Rede de clínicas frauda planos de saúde e cobra dívida de beneficiários
Uma prática ilegal conhecida como reembolso assistido tem sido usada por redes de clínicas para fraudar planos de saúde e gerar cobranças indevidas a beneficiários.
O modelo, que deveria facilitar pedidos de reembolso, lesa clientes e operadoras de planos de saúde enviando notas de serviços inexistentes, superfaturados ou procedimentos não realizados.
A rede de clínicas HCMC (Health Care Medical Center), por exemplo, possui 195 reclamações de fraude no Reclame Aqui no intervalo de um ano.
Clientes foram surpreendidos com cobrança de procedimentos feitos há mais de dois anos, apurou o UOL. A justificativa era de que os reembolsos não haviam sido autorizados pelos convênios médicos.
Nenhuma das reclamações deste ano foi respondida ou solucionada.
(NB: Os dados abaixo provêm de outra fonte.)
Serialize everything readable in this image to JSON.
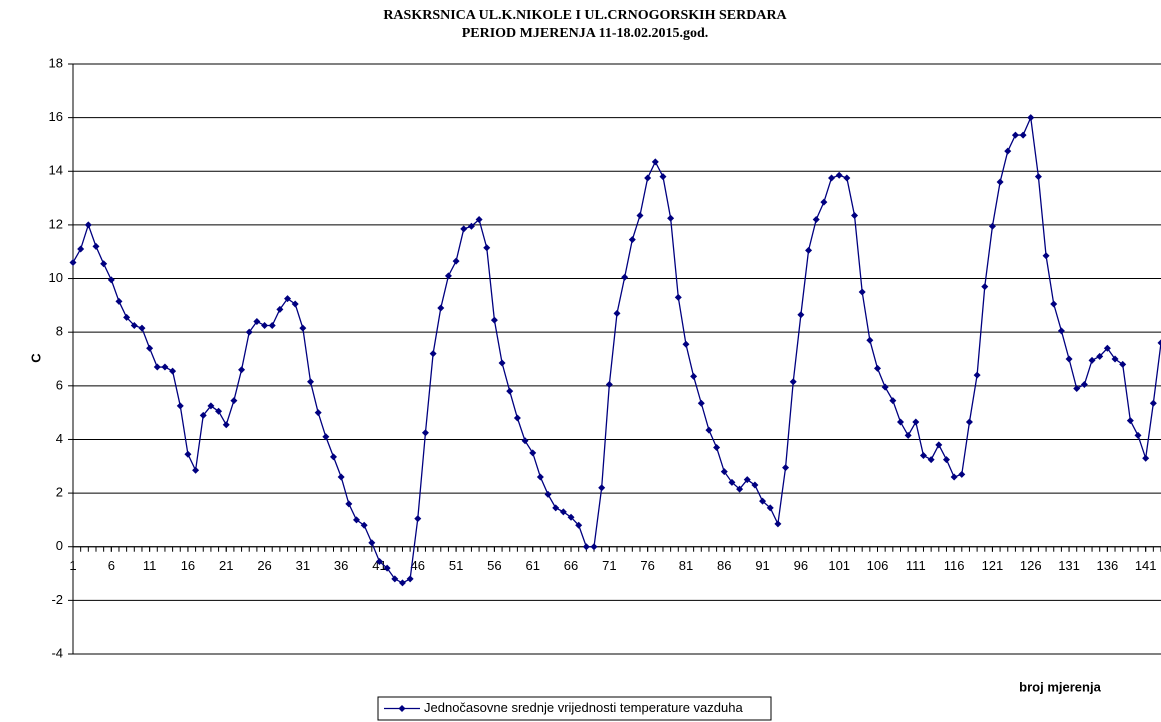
{
  "chart_data": {
    "type": "line",
    "title": "RASKRSNICA UL.K.NIKOLE I UL.CRNOGORSKIH SERDARA",
    "subtitle": "PERIOD MJERENJA 11-18.02.2015.god.",
    "y_label": "C",
    "x_label": "broj mjerenja",
    "x": [
      1,
      2,
      3,
      4,
      5,
      6,
      7,
      8,
      9,
      10,
      11,
      12,
      13,
      14,
      15,
      16,
      17,
      18,
      19,
      20,
      21,
      22,
      23,
      24,
      25,
      26,
      27,
      28,
      29,
      30,
      31,
      32,
      33,
      34,
      35,
      36,
      37,
      38,
      39,
      40,
      41,
      42,
      43,
      44,
      45,
      46,
      47,
      48,
      49,
      50,
      51,
      52,
      53,
      54,
      55,
      56,
      57,
      58,
      59,
      60,
      61,
      62,
      63,
      64,
      65,
      66,
      67,
      68,
      69,
      70,
      71,
      72,
      73,
      74,
      75,
      76,
      77,
      78,
      79,
      80,
      81,
      82,
      83,
      84,
      85,
      86,
      87,
      88,
      89,
      90,
      91,
      92,
      93,
      94,
      95,
      96,
      97,
      98,
      99,
      100,
      101,
      102,
      103,
      104,
      105,
      106,
      107,
      108,
      109,
      110,
      111,
      112,
      113,
      114,
      115,
      116,
      117,
      118,
      119,
      120,
      121,
      122,
      123,
      124,
      125,
      126,
      127,
      128,
      129,
      130,
      131,
      132,
      133,
      134,
      135,
      136,
      137,
      138,
      139,
      140,
      141,
      142,
      143
    ],
    "series": [
      {
        "name": "Jednočasovne srednje vrijednosti temperature vazduha",
        "color": "#000080",
        "values": [
          10.6,
          11.1,
          12.0,
          11.2,
          10.55,
          9.95,
          9.15,
          8.55,
          8.25,
          8.15,
          7.4,
          6.7,
          6.7,
          6.55,
          5.25,
          3.45,
          2.85,
          4.9,
          5.25,
          5.05,
          4.55,
          5.45,
          6.6,
          8.0,
          8.4,
          8.25,
          8.25,
          8.85,
          9.25,
          9.05,
          8.15,
          6.15,
          5.0,
          4.1,
          3.35,
          2.6,
          1.6,
          1.0,
          0.8,
          0.15,
          -0.55,
          -0.8,
          -1.2,
          -1.35,
          -1.2,
          1.05,
          4.25,
          7.2,
          8.9,
          10.1,
          10.65,
          11.85,
          11.95,
          12.2,
          11.15,
          8.45,
          6.85,
          5.8,
          4.8,
          3.95,
          3.5,
          2.6,
          1.95,
          1.45,
          1.3,
          1.1,
          0.8,
          0.0,
          0.0,
          2.2,
          6.05,
          8.7,
          10.05,
          11.45,
          12.35,
          13.75,
          14.35,
          13.8,
          12.25,
          9.3,
          7.55,
          6.35,
          5.35,
          4.35,
          3.7,
          2.8,
          2.4,
          2.15,
          2.5,
          2.3,
          1.7,
          1.45,
          0.85,
          2.95,
          6.15,
          8.65,
          11.05,
          12.2,
          12.85,
          13.75,
          13.85,
          13.75,
          12.35,
          9.5,
          7.7,
          6.65,
          5.95,
          5.45,
          4.65,
          4.15,
          4.65,
          3.4,
          3.25,
          3.8,
          3.25,
          2.6,
          2.7,
          4.65,
          6.4,
          9.7,
          11.95,
          13.6,
          14.75,
          15.35,
          15.35,
          16.0,
          13.8,
          10.85,
          9.05,
          8.05,
          7.0,
          5.9,
          6.05,
          6.95,
          7.1,
          7.4,
          7.0,
          6.8,
          4.7,
          4.15,
          3.3,
          5.35,
          7.6
        ]
      }
    ],
    "xlim": [
      1,
      143
    ],
    "xticks": [
      1,
      6,
      11,
      16,
      21,
      26,
      31,
      36,
      41,
      46,
      51,
      56,
      61,
      66,
      71,
      76,
      81,
      86,
      91,
      96,
      101,
      106,
      111,
      116,
      121,
      126,
      131,
      136,
      141
    ],
    "ylim": [
      -4,
      18
    ],
    "yticks": [
      -4,
      -2,
      0,
      2,
      4,
      6,
      8,
      10,
      12,
      14,
      16,
      18
    ],
    "grid": true,
    "legend": "bottom"
  }
}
Em 2023, a empresa recebeu 233 reclamações e solucionou 63,8% dos casos.
Presente em vários estados, a HCMC é uma empresa da Premium Group, especializada em procedimentos para emagrecimento e ganho de massa muscular, com faturamento anual próximo a R$ 100 milhões.
Há indícios de lavagem de dinheiro por parte da HCMC, aponta relatório da Abramge (Associação Brasileira de Planos de Saúde) e da ABCF (Associação Brasileira de Combate à Falsificação), que investigaram a rede.
Um inquérito foi aberto pela Polícia Civil contra os donos da empresa, após a ABCF notificar o MP-SP (Ministério Público de São Paulo). Eles foram intimados a depor quatro vezes, mas não atenderam ao chamado.
A operadora SulAmérica, que calcula ter sido lesada em mais de R$ 27 milhões, disse à reportagem que entrou com ações contra seis CNPJs ligados ao grupo dono da HCMC.
"Prestadores de serviços não referenciados foram objeto de auditoria da SulAmérica, sendo certo que foram descobertas diversas irregularidades nos atendimentos, e, por isso, a seguradora adotou medidas jurídicas cabíveis", afirmou a SulAmérica em nota.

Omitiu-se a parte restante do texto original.